Starting from version 2021.048 CAPS introduces a new file storage format. Actually the files are still compatible and chunk based but two new chunk types were added. The upgrade itself should run smoothly without interruption but due to the new file format all files must be converted before they can be read. CAPS will do that on-the-fly whenever a file is opened for reading or writing.

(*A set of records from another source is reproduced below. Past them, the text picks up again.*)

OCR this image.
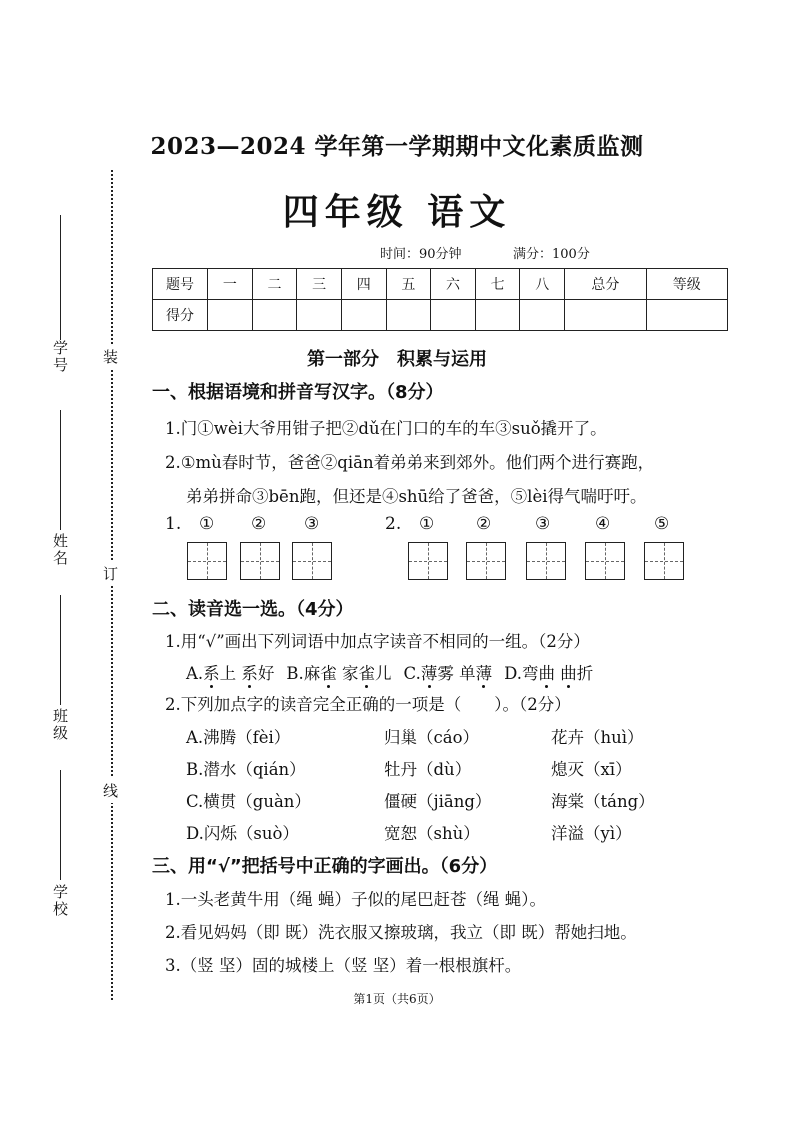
学号
姓名
班级
学校
装
订
线
2023—2024 学年第一学期期中文化素质监测
四年级 语文
时间：90分钟	满分：100分
题号	一	二	三	四	五	六	七	八	总分	等级
得分										
第一部分　积累与运用
一、根据语境和拼音写汉字。（8分）
1.门①wèi大爷用钳子把②dǔ在门口的车的车③suǒ撬开了。
2.①mù春时节，爸爸②qiān着弟弟来到郊外。他们两个进行赛跑，
弟弟拼命③bēn跑，但还是④shū给了爸爸，⑤lèi得气喘吁吁。
1. ① ② ③	2. ① ②	③	④	⑤
二、读音选一选。（4分）
1.用“√”画出下列词语中加点字读音不相同的一组。（2分）
A.系上 系好 B.麻雀 家雀儿 C.薄雾 单薄 D.弯曲 曲折
2.下列加点字的读音完全正确的一项是（　　）。（2分）
A.沸腾（fèi）	归巢（cáo）	花卉（huì）
B.潜水（qián）	牡丹（dù）	熄灭（xī）
C.横贯（guàn）	僵硬（jiāng）	海棠（táng）
D.闪烁（suò）	宽恕（shù）	洋溢（yì）
三、用“√”把括号中正确的字画出。（6分）
1.一头老黄牛用（绳 蝇）子似的尾巴赶苍（绳 蝇）。
2.看见妈妈（即 既）洗衣服又擦玻璃，我立（即 既）帮她扫地。
3.（竖 坚）固的城楼上（竖 坚）着一根根旗杆。
第1页（共6页）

That can cause performance drops until all files have been converted. But it should not cause any outages.

Rationale

The time to store an out-of-order record in CAPS increased the more records were stored already. This was caused by a linear search of the insert position. The more records were stored the more records had to be checked and the more file content had to be paged in system memory which is a slow operation. In addition a second index file had to be maintained which requires an additional open file descriptor per data file. As we also looked for way to reduce disc fragmentation and to allow file size pre-allocation on any operating system we decided to redesign the way how individual records are stored within a data file. What we wanted was:

  • Fast insert operations

  • Fast data retrieval

  • Portable file size pre-allocations

  • Efficient OS memory paging

CAPS now implements a B+tree index per data file. No additional index file is required. The index is maintained as additional chunks in the data file itself. Furthermore CAPS maintains a meta chunk at the end of the file with information about the logical and pyhsical file size, the index chunks and so on. If that chunk is not available or is not valid then the data file will be re-scanned and converted. This is what actually happens after an upgrade.

As a consequence, time window requests will be much faster with respect to CPU time. Also file accesses are less frequent and reading file content overhead while extracting arbitrary time windows is less than before.

As the time range stored in the data file is now part of the meta data a full re-scan is not necessary when restarting CAPS without its archive log. When dealing with many channels it will speed up re-scanning an archive a lot.

Manual archive conversion

If a controlled conversion of the archive files is desired then the following procedure can be applied:

  1. Stop caps

    $ seiscomp stop caps
    
  2. Enter the configured archve directory

    $ cd seiscomp/var/lib/caps/archive
    
  3. Check all files and trigger a conversion

    $ find -name *.data -exec rifftest {} check \;
    
  4. Start caps

    $ seiscomp start caps
    

Depending on the size of the archive step 3 can take some time.